A metà mattina il religioso era pronto per ripartire alla volta di Chicago. Consegnò la borsa con il denaro e fu allora che accadde un evento del tutto inspiegabile. Quasi contemporaneamente, T.J. e Josh cominciarono a tossire, vomitando sangue e muco verdastro. Mr Phillips cercò di sorreggerli ma gli toccò la stessa sorte.

Tutto avvenne in un attimo: i tre uomini, sotto lo sguardo impotente del gesuita, si accasciarono al suolo, contorcendosi e dimenandosi. Del liquido vermiglio sgorgava copioso dal naso e dalla bocca, come se la carotide fosse stata troncata di netto.

E a quel punto anche il cocchiere, che era già in posizione sulla sua panca pronto per il viaggio di ritorno, iniziò a tossire con insistenza. I cavalli sbuffarono. Il tizio si alzò in piedi, barcollando, gli occhi iniettati di rosso. Fece solo qualche passo e poi cadde rovinosamente nel fango, portandosi dietro le redini.

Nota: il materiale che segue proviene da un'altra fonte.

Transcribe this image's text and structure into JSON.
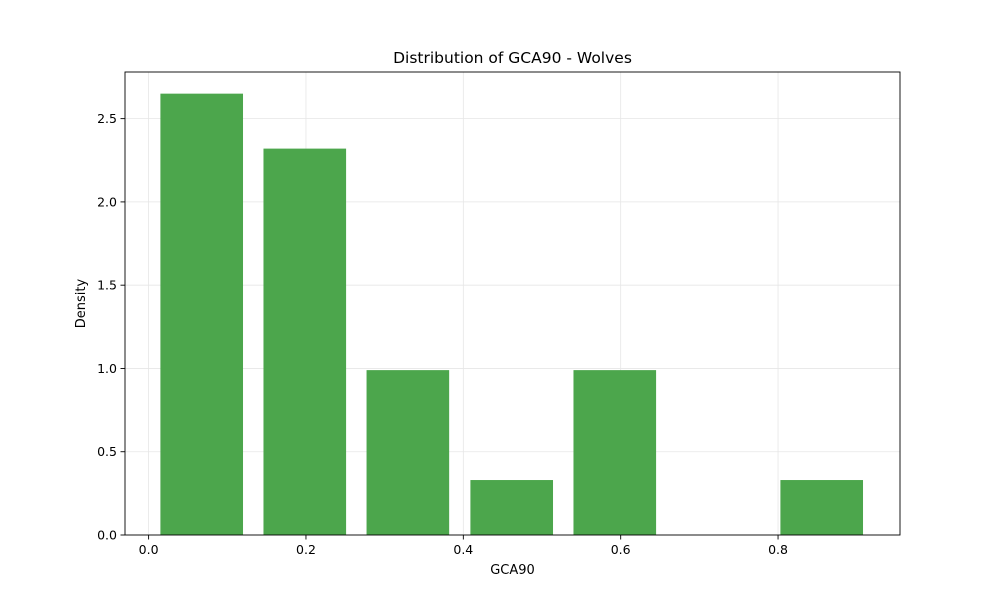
{
  "chart_data": {
    "type": "bar",
    "title": "Distribution of GCA90 - Wolves",
    "xlabel": "GCA90",
    "ylabel": "Density",
    "xlim": [
      -0.03,
      0.955
    ],
    "ylim": [
      0,
      2.78
    ],
    "xticks": [
      0.0,
      0.2,
      0.4,
      0.6,
      0.8
    ],
    "xtick_labels": [
      "0.0",
      "0.2",
      "0.4",
      "0.6",
      "0.8"
    ],
    "yticks": [
      0.0,
      0.5,
      1.0,
      1.5,
      2.0,
      2.5
    ],
    "ytick_labels": [
      "0.0",
      "0.5",
      "1.0",
      "1.5",
      "2.0",
      "2.5"
    ],
    "grid": true,
    "bar_color": "#4ca64c",
    "bins": [
      {
        "x0": 0.015,
        "x1": 0.12,
        "value": 2.65
      },
      {
        "x0": 0.146,
        "x1": 0.251,
        "value": 2.32
      },
      {
        "x0": 0.277,
        "x1": 0.382,
        "value": 0.99
      },
      {
        "x0": 0.409,
        "x1": 0.514,
        "value": 0.33
      },
      {
        "x0": 0.54,
        "x1": 0.645,
        "value": 0.99
      },
      {
        "x0": 0.671,
        "x1": 0.776,
        "value": 0.0
      },
      {
        "x0": 0.803,
        "x1": 0.908,
        "value": 0.33
      }
    ]
  }
}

I mustang nitrirono e uno dei due si impennò sulle zampe, posando subito dopo gli zoccoli sul selciato.

Nel tempo di un respiro tutti i rumori cessarono. I tre contadini smisero di dimenarsi e rimasero senza vita riversi sul terreno. Poco lontano anche il conducente sembrava non respirare più, le palpebre spalancate a fissare il cielo grigio.

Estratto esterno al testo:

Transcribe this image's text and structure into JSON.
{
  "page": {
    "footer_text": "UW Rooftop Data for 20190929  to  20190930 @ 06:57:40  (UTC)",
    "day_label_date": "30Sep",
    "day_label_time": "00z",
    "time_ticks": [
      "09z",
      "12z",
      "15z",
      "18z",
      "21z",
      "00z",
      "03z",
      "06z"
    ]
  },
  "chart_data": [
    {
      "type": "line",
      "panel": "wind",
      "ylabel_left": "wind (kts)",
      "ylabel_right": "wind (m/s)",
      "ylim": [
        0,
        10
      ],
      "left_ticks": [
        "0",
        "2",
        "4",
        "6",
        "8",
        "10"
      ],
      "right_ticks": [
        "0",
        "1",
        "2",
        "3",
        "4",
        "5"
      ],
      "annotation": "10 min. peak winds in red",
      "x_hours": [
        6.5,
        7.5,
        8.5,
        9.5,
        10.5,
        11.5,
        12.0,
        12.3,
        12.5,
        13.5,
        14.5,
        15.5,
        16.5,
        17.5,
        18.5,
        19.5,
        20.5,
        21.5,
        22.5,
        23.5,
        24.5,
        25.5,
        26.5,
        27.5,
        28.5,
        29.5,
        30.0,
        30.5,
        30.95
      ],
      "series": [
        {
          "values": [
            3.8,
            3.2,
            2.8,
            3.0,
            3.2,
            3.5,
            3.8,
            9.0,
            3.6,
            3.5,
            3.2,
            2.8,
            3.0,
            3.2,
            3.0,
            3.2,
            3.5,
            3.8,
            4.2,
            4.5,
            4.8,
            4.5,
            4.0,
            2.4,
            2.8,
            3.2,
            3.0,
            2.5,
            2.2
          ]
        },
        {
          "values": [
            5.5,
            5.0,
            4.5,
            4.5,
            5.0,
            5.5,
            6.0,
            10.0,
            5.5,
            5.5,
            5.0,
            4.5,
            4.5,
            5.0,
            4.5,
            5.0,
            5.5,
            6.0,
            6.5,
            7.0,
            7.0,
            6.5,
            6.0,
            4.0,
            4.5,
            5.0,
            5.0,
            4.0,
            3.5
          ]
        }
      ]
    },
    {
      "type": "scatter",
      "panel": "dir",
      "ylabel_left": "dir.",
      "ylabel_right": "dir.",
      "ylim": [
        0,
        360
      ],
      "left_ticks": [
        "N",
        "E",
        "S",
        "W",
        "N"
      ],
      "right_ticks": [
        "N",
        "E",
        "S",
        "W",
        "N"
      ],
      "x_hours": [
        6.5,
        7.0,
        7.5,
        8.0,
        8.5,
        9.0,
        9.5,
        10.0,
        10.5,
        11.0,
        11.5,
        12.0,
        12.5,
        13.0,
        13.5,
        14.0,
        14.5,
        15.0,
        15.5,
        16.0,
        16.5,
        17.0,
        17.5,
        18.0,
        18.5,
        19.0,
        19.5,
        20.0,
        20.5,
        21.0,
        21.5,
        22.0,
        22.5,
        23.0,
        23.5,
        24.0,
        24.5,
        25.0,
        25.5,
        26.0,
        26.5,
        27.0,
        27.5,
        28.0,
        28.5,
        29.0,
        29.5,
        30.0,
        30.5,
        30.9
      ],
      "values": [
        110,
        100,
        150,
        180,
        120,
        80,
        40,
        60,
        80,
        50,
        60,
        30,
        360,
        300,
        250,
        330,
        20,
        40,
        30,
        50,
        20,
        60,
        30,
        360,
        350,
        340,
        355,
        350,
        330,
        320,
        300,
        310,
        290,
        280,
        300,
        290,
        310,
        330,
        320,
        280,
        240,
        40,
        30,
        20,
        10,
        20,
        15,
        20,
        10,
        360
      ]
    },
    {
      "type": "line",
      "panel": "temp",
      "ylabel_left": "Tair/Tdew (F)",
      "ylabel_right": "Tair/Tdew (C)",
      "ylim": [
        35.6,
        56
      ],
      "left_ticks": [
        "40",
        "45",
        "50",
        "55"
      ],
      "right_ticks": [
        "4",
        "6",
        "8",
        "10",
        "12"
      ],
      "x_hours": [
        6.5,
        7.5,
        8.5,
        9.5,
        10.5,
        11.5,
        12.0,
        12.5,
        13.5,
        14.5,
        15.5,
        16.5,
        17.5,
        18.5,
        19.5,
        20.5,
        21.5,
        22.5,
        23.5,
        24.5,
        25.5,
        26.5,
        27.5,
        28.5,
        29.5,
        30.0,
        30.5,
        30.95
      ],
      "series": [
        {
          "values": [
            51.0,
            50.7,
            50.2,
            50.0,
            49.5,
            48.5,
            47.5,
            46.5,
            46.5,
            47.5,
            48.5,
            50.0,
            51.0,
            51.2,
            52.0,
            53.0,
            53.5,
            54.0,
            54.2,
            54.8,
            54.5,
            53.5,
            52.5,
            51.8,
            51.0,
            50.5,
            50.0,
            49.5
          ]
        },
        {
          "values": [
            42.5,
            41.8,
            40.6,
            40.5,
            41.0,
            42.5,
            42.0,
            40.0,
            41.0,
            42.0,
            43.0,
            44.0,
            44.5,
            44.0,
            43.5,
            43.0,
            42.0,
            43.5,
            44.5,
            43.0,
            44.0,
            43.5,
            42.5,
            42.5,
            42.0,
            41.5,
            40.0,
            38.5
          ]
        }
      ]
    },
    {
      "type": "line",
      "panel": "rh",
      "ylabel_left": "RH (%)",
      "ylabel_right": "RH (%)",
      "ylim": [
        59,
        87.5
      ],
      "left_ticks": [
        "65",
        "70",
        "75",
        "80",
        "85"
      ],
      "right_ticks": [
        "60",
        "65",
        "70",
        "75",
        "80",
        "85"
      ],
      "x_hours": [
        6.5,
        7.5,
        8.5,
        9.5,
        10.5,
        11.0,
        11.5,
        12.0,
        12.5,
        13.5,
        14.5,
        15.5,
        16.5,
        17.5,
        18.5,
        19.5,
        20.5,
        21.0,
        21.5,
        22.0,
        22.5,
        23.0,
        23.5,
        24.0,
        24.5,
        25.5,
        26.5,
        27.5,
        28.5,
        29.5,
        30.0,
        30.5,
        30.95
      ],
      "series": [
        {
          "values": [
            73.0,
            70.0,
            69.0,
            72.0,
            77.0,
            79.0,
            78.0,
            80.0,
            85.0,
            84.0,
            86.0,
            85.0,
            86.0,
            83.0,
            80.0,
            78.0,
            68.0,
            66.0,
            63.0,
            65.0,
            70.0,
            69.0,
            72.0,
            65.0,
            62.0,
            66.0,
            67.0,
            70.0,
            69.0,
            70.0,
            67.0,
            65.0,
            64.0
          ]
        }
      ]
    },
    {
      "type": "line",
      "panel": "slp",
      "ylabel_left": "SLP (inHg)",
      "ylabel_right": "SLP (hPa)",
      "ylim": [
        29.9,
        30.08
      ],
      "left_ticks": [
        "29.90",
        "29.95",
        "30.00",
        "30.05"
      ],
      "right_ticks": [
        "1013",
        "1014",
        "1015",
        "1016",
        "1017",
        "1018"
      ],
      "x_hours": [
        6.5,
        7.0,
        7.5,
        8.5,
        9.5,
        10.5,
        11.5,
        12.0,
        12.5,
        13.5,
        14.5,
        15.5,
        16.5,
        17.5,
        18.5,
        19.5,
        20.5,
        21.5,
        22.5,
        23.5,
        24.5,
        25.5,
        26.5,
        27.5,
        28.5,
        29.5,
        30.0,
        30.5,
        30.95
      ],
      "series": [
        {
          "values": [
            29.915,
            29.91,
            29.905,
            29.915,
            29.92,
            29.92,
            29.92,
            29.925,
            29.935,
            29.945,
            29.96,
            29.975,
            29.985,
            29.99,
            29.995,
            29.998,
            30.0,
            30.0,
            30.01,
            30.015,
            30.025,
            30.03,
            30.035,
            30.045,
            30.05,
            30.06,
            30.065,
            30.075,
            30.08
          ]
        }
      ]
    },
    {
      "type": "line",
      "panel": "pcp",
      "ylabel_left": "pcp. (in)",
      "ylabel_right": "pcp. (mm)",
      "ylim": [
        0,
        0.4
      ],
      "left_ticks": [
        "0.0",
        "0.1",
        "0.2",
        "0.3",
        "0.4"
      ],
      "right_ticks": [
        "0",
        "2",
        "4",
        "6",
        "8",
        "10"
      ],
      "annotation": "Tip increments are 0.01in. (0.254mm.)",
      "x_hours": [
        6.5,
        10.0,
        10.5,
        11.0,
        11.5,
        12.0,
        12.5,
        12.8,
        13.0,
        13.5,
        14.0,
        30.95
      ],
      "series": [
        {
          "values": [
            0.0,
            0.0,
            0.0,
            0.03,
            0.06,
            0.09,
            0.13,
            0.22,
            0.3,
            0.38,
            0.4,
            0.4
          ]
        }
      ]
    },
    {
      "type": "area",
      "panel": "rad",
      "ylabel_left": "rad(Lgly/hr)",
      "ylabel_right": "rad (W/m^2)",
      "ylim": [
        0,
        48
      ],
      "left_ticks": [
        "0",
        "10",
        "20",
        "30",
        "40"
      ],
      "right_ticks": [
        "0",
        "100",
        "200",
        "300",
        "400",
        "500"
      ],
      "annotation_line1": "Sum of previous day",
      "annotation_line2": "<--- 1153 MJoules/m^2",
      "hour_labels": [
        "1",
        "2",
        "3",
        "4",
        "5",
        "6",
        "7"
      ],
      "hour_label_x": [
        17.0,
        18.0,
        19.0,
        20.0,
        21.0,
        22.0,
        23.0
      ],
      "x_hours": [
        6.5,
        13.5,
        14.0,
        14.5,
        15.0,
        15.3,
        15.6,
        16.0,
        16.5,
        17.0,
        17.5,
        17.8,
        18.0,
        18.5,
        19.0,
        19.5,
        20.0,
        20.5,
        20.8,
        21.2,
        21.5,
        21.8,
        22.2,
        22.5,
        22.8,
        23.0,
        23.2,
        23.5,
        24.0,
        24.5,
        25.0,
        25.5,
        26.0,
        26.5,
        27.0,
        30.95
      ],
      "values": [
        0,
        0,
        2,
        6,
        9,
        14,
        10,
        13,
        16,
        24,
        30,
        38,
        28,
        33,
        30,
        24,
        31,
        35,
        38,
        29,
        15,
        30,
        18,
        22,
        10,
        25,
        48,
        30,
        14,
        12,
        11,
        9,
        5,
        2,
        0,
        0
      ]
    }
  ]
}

Padre Charles O’Reilly girò su se stesso come un ubriaco. Era incredulo e spaventato al tempo stesso. Non sapeva cosa pensare. Si limitava a passarsi la lingua sulle labbra screpolate dal freddo e a fregarsi nervosamente le mani. Senza sapere come, la mente gli andò ancora ai giganti della Bibbia: la malvagità dei Nephilim e le angherie verso gli uomini erano cosa risaputa. Ciò che era successo aveva a che fare con quei teschi? E se era così, come era possibile? E poi… perché a lui non era accaduto nulla?

Scosse il capo. Lo sguardo gli scivolò lontano dai corpi, sulla vallata. I focolai, probabilmente alimentati a carbone, turbinavano ancora verso il cielo nonostante la pioggia. Sembravano del tutto abbandonati, come un campo di battaglia lasciato da un esercito in ritirata.

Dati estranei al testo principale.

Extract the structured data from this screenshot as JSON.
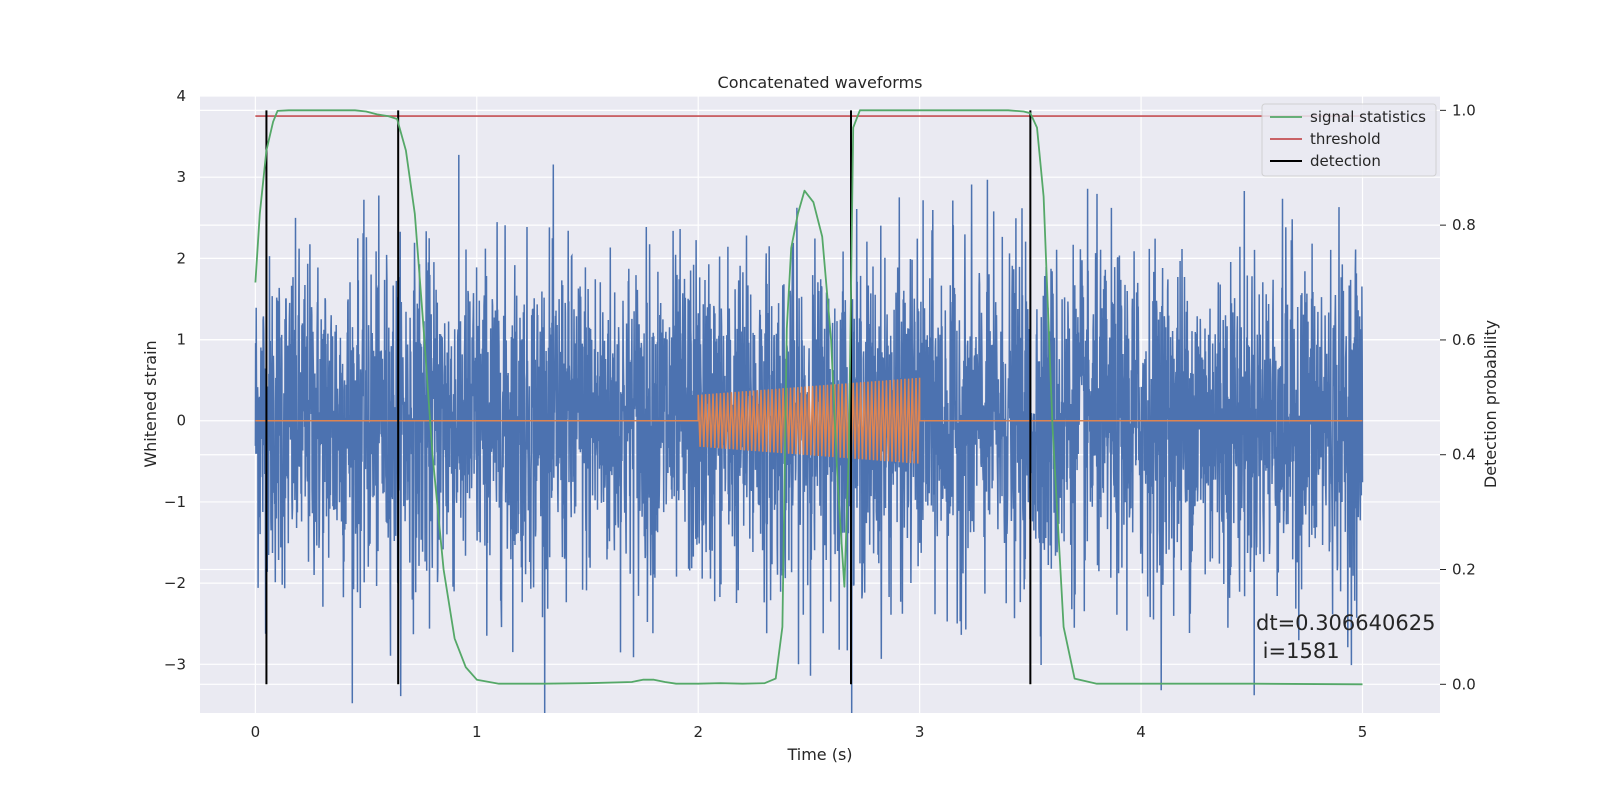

E così fece anche lui. Accompagnato da scrosci di pioggia e dall’ululato lontano di un coyote, salì al posto del cocchiere e tirò le redini. Aveva una missione da portare a termine. Si guardò indietro un’ultima volta e spronò i cavalli.

«E l’Eterno disse: io sterminerò dalla faccia della terra l’uomo che ho creato», balbettò tra sé, mentre si allontanava.